Aussi, nous pouvons avoir une œuvre numérique imprimée semblable à une photographie ou à un tableau (comme celle de l’artiste cubain Angel Alonso). Face à ça, le public se demande souvent est-ce qu’une photographie prise avec un appareil photo numérique est aussi de l’art numérique ? Pour répondre à cette question je cite à nouveau l’article d’Angel Alonso : « L’artiste Pop David Hockney dessine avec un iPad, par exemple, et son œuvre est reconnue comme de l’art numérique, bien qu’elle ressemble à ses peintures qu’il réalise avec les pigments, parce que le support est numérique. Cela nous amène à nous demander si la photographie imprimée est de l’art numérique. Je pense que pour qu’une photographie soit considérée comme de l’art numérique, elle doit intégrer un processus digital dans sa création, ce qui n’est pas le cas des photographies classiques prises simplement avec un appareil analogique ou numérique ».
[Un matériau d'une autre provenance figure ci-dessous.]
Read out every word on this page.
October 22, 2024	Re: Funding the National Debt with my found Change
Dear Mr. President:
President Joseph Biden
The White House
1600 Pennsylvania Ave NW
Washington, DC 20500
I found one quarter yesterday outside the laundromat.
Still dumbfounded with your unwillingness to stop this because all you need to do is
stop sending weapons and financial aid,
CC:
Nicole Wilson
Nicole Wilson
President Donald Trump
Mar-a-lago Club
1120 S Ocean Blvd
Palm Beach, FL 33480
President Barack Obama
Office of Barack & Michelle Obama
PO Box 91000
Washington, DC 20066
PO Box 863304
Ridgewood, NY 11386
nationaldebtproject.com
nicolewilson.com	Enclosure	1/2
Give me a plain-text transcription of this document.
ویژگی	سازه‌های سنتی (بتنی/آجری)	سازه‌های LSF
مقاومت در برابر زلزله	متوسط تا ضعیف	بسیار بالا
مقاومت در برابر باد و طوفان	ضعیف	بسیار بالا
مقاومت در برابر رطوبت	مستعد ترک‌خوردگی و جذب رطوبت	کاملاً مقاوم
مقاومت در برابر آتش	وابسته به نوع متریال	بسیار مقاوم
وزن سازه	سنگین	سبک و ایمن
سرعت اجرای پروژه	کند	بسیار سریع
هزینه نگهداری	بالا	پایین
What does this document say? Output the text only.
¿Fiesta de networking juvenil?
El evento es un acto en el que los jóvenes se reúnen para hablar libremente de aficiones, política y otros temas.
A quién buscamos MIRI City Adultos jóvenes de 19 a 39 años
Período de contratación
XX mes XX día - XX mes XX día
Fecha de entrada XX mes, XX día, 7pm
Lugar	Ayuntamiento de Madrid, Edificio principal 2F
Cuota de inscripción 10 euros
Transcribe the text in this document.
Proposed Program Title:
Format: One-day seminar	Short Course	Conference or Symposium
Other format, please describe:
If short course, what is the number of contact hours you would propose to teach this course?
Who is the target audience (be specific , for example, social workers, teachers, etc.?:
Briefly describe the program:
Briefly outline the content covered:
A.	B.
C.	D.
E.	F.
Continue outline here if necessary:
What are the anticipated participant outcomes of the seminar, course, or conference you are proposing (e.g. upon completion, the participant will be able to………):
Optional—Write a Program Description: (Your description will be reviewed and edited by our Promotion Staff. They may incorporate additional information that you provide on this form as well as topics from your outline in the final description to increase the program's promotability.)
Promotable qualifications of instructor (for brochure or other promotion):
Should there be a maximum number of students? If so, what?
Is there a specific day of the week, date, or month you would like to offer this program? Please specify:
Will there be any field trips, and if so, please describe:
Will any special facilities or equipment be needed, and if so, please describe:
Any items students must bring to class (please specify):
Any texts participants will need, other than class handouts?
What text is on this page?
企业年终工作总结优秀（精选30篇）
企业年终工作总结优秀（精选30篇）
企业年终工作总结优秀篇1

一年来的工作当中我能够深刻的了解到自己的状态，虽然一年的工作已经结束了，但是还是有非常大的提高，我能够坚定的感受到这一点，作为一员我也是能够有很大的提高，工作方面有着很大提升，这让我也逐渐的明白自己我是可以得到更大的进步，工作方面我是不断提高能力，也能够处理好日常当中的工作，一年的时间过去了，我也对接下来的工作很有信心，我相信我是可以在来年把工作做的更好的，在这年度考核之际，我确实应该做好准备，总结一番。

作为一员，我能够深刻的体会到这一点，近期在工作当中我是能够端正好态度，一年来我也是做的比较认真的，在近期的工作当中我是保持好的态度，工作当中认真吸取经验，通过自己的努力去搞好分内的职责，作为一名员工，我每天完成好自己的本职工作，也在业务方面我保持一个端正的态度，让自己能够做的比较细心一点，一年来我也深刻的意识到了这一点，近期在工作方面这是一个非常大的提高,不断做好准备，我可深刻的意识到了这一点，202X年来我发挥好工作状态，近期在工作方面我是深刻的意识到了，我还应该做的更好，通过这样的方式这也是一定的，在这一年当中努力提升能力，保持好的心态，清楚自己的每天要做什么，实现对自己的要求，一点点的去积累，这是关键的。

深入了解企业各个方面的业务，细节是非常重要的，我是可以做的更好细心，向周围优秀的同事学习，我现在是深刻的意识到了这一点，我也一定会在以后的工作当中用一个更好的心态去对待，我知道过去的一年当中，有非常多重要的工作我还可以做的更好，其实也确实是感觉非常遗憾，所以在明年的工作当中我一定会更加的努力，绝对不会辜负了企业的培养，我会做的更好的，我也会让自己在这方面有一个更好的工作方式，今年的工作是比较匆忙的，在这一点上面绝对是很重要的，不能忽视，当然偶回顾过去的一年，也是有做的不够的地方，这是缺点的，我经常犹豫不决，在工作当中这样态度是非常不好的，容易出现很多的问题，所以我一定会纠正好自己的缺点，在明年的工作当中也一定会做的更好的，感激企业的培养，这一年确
Est-ce que l’art numérique est un secteur émergent dans la culture africaine ?

Oui, et on peut voir déjà certains pays comme l’Afrique du Sud ou le Kenya par exemple, qui montrent une dynamique plus poussée, avec des initiatives clairement orientées vers l’art numérique.

Au Sénégal, des nouvelles figures percent la scène de ces expressions artistiques contemporaines avec beaucoup de détermination, tel que la jeune artiste sénégalaise FAKEBA, en pleine ébullition sur le terrain encore vierge de la musique électronique. Pour TRIAS CULTURE Fakeba (https://www.facebook.com/fakebaofficial/) est un symbole de ces mutations, et le fait que ce soit une jeune femme qui défriche ces terrains rend la signification encore plus importante.

Pour ces raisons, nous collaborons actuellement avec cette jeune artiste, qui ayant plus d’accès au grand public, est le porte-parole du concours. Pour TRIAS CULTURE, cette alliance prend du sens dans la mesure où les deux propositions cherchent à ouvrir un chemin en Afrique pour ces expressions artistiques du XXI siècle.

Trias Culture

Une chose est certaine, malgré les difficultés qui frappent le continent (chômage, pauvreté, instabilité politique, etc.), l’Afrique est déjà dans l’ère du numérique.

Cette course vers une culture numérique est indéniable en Afrique, et l’art du continent ne peut pas échapper à une telle réalité.

Pouvez-vous nous donner des exemples de projets qui concernent les arts numériques ?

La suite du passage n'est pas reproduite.